I think the author, Chrystia Freeland, did a really good job of bringing the issues to light and explaining them in ways that were accessible. It’s been more than a few months since I read it, a couple of the main points stuck with me.
1. It’s not just the wealthy that control the global economy, but the uber-wealthy.
Meaning, it’s not the 1% that are controlling the economy and affecting the 99% (as was the main message from Occupy Wall Street), but it’s the 0.1% who control the economy and affect the 99.9%. This may seem like splitting hairs, but Freeland offers compelling data that shows even the “wealthy” (i.e. the 1%) look like small potatoes next to the 0.1%.
2. The wealth gained by these folks wasn’t necessarily from unsightly means.
I don’t know remember if she says unethical, but some may consider it unethical. She makes the case that the uber-wealthy got that way — and continue to stay that way — because they’ve manipulated the market to funnel the wealth in their direction. She also does a little bit of debunking of the “trickle-down” economics perspective.
Overall, like I’ve said before, it’s a book that’s certainly worth reading.
Something that I find fascinating — Freeland was (as of a few days ago) a Managing Director and Editor of Consumer News at Thomson Reuters. As you learn from the book, this position allowed her to cultivate the contacts with people in high places to make the book that much more compelling (with stories and anecdotes). Anyway, like I said, she had this position. She recently left it. Why? She’s running for a seat in Parliament. The Canadian Parliament (she is Canadian).
One of the most storied politicians in Canada in recent history (Bob Rae) left his seat in Toronto Centre to become the chief negotiator for the James Bay area First Nations in negotiations with the provincial government. This vacated his seat and as a result, they’ll be a by-election in the Fall (date not set, yet). Freeland has met with some of the Liberal Party of Canada leaders and decided to seek the seat.
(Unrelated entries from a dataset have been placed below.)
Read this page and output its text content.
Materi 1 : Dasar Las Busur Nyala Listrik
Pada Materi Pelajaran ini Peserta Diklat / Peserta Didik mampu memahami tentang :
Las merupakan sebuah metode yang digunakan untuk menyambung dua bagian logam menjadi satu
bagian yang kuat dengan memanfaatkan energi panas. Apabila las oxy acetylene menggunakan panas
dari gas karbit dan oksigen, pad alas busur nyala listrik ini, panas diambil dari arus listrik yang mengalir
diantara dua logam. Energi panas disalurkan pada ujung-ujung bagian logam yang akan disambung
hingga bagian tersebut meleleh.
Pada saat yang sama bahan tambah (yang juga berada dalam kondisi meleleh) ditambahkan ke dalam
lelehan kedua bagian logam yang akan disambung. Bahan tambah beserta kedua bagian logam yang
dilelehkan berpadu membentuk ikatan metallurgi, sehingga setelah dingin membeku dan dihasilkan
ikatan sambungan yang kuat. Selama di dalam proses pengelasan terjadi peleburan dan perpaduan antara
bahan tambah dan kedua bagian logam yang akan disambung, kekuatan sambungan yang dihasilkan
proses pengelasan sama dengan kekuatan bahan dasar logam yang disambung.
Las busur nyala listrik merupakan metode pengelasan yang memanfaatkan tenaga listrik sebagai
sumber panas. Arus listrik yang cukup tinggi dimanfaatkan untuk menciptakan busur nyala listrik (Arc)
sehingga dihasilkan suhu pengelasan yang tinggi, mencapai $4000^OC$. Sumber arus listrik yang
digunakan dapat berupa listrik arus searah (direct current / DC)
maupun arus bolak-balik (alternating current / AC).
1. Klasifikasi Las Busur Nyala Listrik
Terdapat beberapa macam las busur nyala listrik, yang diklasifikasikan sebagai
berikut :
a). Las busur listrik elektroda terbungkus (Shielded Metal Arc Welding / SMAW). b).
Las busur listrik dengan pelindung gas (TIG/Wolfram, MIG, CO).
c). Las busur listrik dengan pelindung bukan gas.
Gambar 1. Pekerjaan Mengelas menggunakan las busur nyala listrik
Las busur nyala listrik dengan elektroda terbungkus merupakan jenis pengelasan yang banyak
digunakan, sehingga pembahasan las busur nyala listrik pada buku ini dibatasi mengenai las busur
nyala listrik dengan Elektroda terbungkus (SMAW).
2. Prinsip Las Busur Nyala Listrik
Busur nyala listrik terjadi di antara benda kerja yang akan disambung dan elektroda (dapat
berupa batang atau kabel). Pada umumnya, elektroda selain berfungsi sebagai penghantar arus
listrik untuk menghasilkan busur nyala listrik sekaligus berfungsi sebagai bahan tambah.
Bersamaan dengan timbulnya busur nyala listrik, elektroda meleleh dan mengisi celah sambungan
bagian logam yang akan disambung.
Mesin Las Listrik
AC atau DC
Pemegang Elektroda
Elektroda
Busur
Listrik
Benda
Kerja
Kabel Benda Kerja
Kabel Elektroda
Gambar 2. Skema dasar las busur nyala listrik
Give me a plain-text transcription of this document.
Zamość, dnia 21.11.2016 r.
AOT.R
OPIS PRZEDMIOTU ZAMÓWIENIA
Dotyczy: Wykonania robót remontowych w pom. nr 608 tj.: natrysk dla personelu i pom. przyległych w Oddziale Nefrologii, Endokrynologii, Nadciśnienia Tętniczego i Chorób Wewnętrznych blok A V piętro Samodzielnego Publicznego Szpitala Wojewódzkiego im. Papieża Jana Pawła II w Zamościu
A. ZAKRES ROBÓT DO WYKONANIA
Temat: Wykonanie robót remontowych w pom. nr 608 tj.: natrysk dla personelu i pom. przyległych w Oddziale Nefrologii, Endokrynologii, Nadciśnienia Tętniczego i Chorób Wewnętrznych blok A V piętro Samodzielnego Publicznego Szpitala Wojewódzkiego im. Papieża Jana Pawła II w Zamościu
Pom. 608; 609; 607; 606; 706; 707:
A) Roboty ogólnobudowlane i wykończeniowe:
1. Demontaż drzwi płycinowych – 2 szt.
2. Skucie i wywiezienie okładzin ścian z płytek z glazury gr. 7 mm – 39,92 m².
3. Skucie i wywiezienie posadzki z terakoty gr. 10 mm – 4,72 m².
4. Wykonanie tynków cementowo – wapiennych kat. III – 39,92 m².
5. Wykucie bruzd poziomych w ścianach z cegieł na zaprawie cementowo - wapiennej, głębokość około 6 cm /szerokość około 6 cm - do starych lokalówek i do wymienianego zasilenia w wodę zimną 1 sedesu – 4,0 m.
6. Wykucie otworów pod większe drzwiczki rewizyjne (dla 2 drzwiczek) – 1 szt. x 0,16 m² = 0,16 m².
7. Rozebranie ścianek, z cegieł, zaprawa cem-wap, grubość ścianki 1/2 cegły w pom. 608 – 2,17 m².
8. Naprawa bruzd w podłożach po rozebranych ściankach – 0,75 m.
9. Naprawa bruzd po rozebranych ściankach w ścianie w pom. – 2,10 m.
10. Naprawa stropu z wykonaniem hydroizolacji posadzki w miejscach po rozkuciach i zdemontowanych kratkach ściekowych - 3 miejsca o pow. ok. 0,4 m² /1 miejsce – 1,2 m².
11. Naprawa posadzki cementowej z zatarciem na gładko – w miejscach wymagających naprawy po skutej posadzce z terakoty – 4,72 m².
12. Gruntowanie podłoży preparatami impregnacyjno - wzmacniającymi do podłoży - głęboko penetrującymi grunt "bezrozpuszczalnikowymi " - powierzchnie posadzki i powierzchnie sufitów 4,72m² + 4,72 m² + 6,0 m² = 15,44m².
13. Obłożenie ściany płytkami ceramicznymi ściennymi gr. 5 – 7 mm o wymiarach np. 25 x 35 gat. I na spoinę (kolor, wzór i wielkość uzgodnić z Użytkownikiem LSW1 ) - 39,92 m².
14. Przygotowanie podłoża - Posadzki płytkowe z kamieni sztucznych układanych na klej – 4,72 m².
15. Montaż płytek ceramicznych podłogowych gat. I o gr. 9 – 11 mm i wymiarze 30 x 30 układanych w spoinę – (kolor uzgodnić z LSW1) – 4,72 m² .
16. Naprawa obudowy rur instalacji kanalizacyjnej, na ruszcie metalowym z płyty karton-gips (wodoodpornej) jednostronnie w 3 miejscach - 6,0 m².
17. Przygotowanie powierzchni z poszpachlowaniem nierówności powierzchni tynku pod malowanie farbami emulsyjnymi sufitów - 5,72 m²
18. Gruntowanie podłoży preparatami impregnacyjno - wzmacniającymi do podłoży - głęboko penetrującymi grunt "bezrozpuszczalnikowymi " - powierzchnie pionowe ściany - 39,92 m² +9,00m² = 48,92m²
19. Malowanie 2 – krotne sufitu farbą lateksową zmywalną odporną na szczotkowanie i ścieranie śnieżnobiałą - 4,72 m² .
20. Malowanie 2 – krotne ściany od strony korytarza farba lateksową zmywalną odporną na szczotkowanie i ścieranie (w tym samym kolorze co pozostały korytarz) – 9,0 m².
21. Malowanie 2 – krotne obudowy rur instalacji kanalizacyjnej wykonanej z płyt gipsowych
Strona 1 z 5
I don’t know if she’ll win the seat (she hasn’t even won the right to represent the Liberal Party just yet), but if she does, I wouldn’t be surprised to see her become part of the “brass” very quickly. In fact, if Justin Trudeau and the Liberals can win enough seats to form a minority or majority government, I wouldn’t be surprised to see Freeland become a Cabinet Minister or at the very least, a senior advisor. Of course, the Federal election isn’t until 2015, but it’s certainly something to think about.